随着狗肉的众多食用药用价值被发现,愈来愈多人喜食狗肉[13],同时,狗肉掺假现象也日渐增多[14]。PCR技术广泛应用于肉制品检测,尤其用以鉴别猪肉、牛肉、羊肉、鸡肉、鸭肉等常见肉居多[15-22],但鉴别掺假狗肉的研究少之又少。高晓丽等[22]应用荧光PCR技术对食品中狗源性成分进行检测,以狗ND2基因特异性引物对猪肉、牛肉、羊肉、鸭肉等14中动物源性DNA进行扩增,但未提及现今最常见狗肉掺假物种(狐肉、貂肉);刘艳艳等[3]建立了饲料中狐狸、水貂、狍子狗源性成分的荧光PCR检测方法,用以检测反刍动物饲料中狐狸、水貂、貉子及狗源性成分,但未涉及食用肉制品中狐、貂源性成分检测,并且荧光PCR技术虽检测灵敏度高、特异性好,但所需检测试剂、仪器皆较为昂贵,实验操作较复杂,不易于普及,本研究应用常规PCR技术,对狗肉及最常见狗肉伪品(狐肉、貂肉)进行鉴别检测,最低成本下保证检测结果准确性,更易于普及基层。

本研究以线粒体的细胞色素B区域基因为靶基因设计种属特异性引物,为获得高纯度的DNA,对SDS 碱变性法及提取步骤进行了优化,可有效沉淀蛋白质,提高DNA提取效率,且提取结果稳定,OD260/280可达2.02±0.009,操作简便,安全无毒。
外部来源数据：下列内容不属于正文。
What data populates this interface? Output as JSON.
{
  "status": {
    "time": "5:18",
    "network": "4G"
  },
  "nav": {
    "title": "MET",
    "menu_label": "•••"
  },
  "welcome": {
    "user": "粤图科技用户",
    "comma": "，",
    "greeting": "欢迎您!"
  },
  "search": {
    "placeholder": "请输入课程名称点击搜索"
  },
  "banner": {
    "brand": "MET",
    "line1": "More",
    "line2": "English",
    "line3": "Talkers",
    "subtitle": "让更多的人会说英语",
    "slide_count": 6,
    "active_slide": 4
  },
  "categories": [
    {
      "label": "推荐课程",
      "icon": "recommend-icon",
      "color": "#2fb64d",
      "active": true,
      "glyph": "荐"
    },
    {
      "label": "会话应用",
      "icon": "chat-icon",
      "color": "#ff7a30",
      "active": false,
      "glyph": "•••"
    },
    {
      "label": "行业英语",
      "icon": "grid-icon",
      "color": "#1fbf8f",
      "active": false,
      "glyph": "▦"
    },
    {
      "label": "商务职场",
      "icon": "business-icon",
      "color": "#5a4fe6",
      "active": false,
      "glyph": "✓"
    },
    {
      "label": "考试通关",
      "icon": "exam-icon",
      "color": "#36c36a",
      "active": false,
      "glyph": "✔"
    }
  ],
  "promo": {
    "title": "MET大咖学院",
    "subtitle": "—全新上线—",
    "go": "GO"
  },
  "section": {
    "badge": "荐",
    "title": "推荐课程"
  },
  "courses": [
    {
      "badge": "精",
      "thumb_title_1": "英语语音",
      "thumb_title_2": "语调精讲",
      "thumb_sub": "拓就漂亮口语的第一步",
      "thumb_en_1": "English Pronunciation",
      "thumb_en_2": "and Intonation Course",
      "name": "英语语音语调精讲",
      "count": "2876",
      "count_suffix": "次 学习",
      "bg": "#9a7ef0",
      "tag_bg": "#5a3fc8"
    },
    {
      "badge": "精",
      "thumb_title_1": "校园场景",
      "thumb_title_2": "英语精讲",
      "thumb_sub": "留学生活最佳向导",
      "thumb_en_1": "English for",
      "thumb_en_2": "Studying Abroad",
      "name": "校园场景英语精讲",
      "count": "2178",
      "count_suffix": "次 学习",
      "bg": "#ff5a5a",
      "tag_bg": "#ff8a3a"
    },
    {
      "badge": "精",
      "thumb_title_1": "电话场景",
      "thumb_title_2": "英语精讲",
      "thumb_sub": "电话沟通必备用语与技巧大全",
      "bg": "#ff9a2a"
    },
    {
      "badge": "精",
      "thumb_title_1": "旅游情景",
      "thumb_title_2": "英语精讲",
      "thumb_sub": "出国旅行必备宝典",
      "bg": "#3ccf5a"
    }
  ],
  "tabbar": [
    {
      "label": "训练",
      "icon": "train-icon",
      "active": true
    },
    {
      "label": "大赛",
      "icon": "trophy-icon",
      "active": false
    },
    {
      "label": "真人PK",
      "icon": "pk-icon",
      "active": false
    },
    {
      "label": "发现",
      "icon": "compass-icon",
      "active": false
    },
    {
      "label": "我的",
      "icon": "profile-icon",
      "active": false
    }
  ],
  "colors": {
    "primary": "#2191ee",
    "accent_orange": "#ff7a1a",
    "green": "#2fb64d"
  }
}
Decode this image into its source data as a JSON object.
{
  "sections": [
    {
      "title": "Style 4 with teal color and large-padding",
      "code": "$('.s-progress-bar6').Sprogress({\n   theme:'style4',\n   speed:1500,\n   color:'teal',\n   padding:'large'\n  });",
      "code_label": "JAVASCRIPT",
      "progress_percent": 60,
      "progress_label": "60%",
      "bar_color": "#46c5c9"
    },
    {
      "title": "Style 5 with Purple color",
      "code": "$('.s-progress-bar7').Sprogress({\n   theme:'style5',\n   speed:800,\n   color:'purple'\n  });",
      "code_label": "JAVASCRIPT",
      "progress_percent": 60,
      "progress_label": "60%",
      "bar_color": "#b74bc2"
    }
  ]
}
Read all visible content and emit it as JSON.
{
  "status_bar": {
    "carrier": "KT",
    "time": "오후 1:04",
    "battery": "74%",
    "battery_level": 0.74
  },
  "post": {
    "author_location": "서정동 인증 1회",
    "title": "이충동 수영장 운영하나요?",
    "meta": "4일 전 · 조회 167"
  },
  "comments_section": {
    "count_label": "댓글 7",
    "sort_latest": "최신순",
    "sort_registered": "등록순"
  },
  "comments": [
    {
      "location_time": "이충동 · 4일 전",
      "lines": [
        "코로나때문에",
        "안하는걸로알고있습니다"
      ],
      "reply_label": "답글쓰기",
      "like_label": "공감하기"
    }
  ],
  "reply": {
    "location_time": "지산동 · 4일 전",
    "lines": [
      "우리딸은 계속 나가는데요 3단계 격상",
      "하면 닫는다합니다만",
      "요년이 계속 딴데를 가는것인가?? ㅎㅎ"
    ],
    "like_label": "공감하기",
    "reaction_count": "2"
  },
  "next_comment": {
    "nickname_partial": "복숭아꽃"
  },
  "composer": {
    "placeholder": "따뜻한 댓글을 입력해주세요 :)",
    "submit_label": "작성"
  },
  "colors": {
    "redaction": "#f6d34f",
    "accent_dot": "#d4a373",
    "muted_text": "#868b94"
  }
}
通过对反应体系及条件摸索,确定Tm值为56,引物模板量为1 μL时,PCR扩增效率最高,正品狗肉皆在481 bp处出现单一明亮条带,伪品无相应条带。灵敏性试验表明,在模板浓度低至10-4ng/μL时,仍可出现特异浅带。对随机抽取的12份样品进行试剂盒检测,有1份掺杂狐肉,1份为狐肉、貂肉混合伪品,1份为貂肉伪品。该结果与食品药品检验中心结果一致,证明本试剂盒具有良好准确性及特异性。反复冻融试剂盒20次,仍可实现稳定检测。

4 结论

本文所研发狗源性DNA检测试剂盒具有良好特异性、灵敏性以及稳定性,可于4.5 h内完成全部检测,且在同一反应体系中同时检测狗、狐、貂三种成分。-20 ℃保存1年,仍能稳定检测。相较其他常见掺假肉类鉴别方法,该试剂盒不仅准确度高、特异性好、灵敏性强,而且可操作性高,更易普及,可以很大程度上减轻质检工作人员的工作量。由于试剂盒的形式更为便捷,使操作人员及地点不受限制,可广泛应用到狗肉的质量监督工作中,在肉制品质量考察方面具有广泛的应用前景。未来本团队将进一步完善该试剂盒,更大程度上提高检测效率,节省检测成本。